4. Generate and review
Generate customized playbook bakes your answers into the agent instructions and the workflow prompts. The result comes back for review before anything is created. Read through the agent cards, confirm the audience and must-keep elements landed in the instructions, and check the workflow's steps from intake to approval.

5. Install
Install customized playbook creates everything in one step and lists what landed in your workspace. One follow-up arrives in your inbox: Start Build brand kit, which walks you through the brand-input intake, visual direction exploration, token generation, contrast critique, and approval handoff before the first theme kit is produced. From then on the workflow runs whenever you assign brand inputs or a site: the designer drafts, the critic corrects, and the finished kit waits at the approval step for you to review, refine, and approve.

What good looks like
Three checks tell you whether a kit is finished:
- Every value is a named token. A developer can build from the kit without opening a screenshot. Any color, size, space, or radius that exists only in a mockup is an orphan, and an orphan means the kit is not done.

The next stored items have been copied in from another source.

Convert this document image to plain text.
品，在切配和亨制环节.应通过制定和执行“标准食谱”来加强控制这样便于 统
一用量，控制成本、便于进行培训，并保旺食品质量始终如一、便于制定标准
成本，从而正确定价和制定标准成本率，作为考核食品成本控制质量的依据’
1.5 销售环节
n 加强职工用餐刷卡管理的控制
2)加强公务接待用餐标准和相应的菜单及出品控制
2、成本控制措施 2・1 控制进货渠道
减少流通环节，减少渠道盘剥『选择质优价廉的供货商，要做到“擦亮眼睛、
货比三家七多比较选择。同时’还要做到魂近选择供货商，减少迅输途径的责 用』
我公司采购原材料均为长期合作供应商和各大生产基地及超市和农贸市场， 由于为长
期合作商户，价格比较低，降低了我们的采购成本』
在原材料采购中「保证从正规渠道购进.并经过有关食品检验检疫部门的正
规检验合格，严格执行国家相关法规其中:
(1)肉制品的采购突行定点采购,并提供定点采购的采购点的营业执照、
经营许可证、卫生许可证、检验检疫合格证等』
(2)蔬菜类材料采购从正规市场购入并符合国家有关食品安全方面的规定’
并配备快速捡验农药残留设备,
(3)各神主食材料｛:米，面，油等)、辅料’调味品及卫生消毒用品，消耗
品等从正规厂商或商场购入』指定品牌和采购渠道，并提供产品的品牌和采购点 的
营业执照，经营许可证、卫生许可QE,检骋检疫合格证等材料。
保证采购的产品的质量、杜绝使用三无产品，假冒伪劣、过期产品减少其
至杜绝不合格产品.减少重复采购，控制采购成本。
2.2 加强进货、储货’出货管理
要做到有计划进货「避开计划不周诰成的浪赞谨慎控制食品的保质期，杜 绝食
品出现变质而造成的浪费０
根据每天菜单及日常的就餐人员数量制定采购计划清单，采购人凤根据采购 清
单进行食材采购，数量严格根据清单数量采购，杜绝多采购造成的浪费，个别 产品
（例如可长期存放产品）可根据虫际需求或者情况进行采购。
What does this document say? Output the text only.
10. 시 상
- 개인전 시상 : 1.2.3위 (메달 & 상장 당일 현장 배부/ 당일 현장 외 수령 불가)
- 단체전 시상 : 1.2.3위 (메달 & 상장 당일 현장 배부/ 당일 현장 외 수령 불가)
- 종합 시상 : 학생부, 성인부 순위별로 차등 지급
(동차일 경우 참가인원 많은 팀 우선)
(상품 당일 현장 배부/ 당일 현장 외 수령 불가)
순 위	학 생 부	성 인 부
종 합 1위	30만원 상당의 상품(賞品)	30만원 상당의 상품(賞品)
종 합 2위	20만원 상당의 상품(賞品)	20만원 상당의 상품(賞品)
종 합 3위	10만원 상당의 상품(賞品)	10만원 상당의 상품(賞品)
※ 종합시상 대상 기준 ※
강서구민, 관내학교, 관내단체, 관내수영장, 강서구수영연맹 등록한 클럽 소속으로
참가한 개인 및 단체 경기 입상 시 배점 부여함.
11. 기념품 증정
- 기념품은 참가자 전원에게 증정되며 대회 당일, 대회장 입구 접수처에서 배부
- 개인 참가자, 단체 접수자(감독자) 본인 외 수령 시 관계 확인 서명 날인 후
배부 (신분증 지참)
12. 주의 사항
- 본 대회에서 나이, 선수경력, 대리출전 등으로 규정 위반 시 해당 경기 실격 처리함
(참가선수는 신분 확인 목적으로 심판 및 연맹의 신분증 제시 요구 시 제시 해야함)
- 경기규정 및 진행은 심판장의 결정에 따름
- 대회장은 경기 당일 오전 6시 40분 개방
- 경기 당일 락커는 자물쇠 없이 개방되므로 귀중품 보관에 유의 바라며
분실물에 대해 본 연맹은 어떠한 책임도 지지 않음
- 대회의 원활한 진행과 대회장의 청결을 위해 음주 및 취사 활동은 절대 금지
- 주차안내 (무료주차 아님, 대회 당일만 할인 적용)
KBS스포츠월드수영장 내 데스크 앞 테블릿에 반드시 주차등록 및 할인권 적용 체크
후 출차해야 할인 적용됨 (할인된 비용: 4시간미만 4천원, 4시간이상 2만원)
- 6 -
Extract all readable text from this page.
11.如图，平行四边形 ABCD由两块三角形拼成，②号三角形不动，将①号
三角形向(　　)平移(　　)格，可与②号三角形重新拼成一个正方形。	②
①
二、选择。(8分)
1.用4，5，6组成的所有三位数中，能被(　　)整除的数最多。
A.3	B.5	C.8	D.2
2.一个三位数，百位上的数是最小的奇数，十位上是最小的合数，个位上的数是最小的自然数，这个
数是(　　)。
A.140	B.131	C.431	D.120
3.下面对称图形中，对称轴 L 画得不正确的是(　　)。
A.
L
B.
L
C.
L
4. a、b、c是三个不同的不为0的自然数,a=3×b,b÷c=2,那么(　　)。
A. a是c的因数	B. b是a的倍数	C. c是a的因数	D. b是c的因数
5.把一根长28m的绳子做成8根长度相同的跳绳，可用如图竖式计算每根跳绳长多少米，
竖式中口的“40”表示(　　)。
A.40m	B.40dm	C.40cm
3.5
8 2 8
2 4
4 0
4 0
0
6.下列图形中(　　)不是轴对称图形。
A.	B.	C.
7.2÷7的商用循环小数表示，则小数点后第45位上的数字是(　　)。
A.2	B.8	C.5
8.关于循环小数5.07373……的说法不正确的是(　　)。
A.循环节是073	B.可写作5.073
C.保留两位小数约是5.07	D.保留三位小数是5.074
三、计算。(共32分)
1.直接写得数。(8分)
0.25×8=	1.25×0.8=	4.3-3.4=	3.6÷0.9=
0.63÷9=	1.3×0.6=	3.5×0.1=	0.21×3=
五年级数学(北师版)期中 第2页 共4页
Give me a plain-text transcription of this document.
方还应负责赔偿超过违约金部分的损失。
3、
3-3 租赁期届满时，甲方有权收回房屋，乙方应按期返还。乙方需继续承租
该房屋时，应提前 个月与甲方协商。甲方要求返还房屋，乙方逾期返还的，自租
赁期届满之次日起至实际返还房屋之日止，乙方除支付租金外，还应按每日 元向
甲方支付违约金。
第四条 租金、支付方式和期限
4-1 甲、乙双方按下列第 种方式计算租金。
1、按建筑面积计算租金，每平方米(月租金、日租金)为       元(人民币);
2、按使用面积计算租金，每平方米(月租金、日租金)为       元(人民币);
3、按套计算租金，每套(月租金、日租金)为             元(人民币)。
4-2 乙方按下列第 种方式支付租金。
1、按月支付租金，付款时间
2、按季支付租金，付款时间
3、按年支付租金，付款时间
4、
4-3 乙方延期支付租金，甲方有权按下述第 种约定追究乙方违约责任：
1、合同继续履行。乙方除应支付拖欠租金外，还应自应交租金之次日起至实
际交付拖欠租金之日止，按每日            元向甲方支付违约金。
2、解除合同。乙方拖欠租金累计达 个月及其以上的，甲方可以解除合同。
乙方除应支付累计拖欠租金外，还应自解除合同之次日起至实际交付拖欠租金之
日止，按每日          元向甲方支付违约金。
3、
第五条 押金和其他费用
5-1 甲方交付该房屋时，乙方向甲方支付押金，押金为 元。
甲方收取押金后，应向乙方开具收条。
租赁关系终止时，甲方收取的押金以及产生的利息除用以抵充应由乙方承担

- Body text clears WCAG AA against every background it lands on, not just the default one. Accents stay legible, focus stays visible, and motion stays restrained.
- Four to six colors, one signature. A palette that needs more colors usually has missing roles. A kit with more than one signature spent its boldness everywhere, which reads as nowhere.
Common questions
Do you need an existing site to start? No. The workflow runs from whatever you attach: a positioning paragraph, screenshots, exports, and reference URLs. Connecting browser access to a site or design tool lets the designer read the live colors, type, and spacing instead of reconstructing them, but nothing waits on it.
Will the agent change the live site or existing brand assets? No. The designer produces guidelines and tokens for you to apply. It never changes live brand assets or a site itself, and when browser access is connected it pauses for your approval before making changes.
What exactly is a theme token?
A named value that records one real design decision, like color.primary, space.4, or radius.md. The name is the contract: a developer uses the token without guessing, and when the decision changes, it changes in one place. A complete kit has one token per decision and no values that live only in a picture.
What keeps the kit from looking like every other generated brand? The critique step checks for the three templated looks that generated design clusters around: cream with a high-contrast serif and terracotta, near-black with one acid accent, and hairline broadsheet rules with zero radius. Any axis that landed on one of those defaults without the brief asking for it gets flagged, together with the specific change that would make it deliberate.
Why two agents instead of one? Because drafting and judging are different jobs. The designer is built to make opinionated choices, and the critic is built to check them for coherence, contrast, defaults, and completeness with fresh eyes. The critic returns a precise list of corrections rather than rewriting the kit, so the voice stays consistent and every change stays traceable.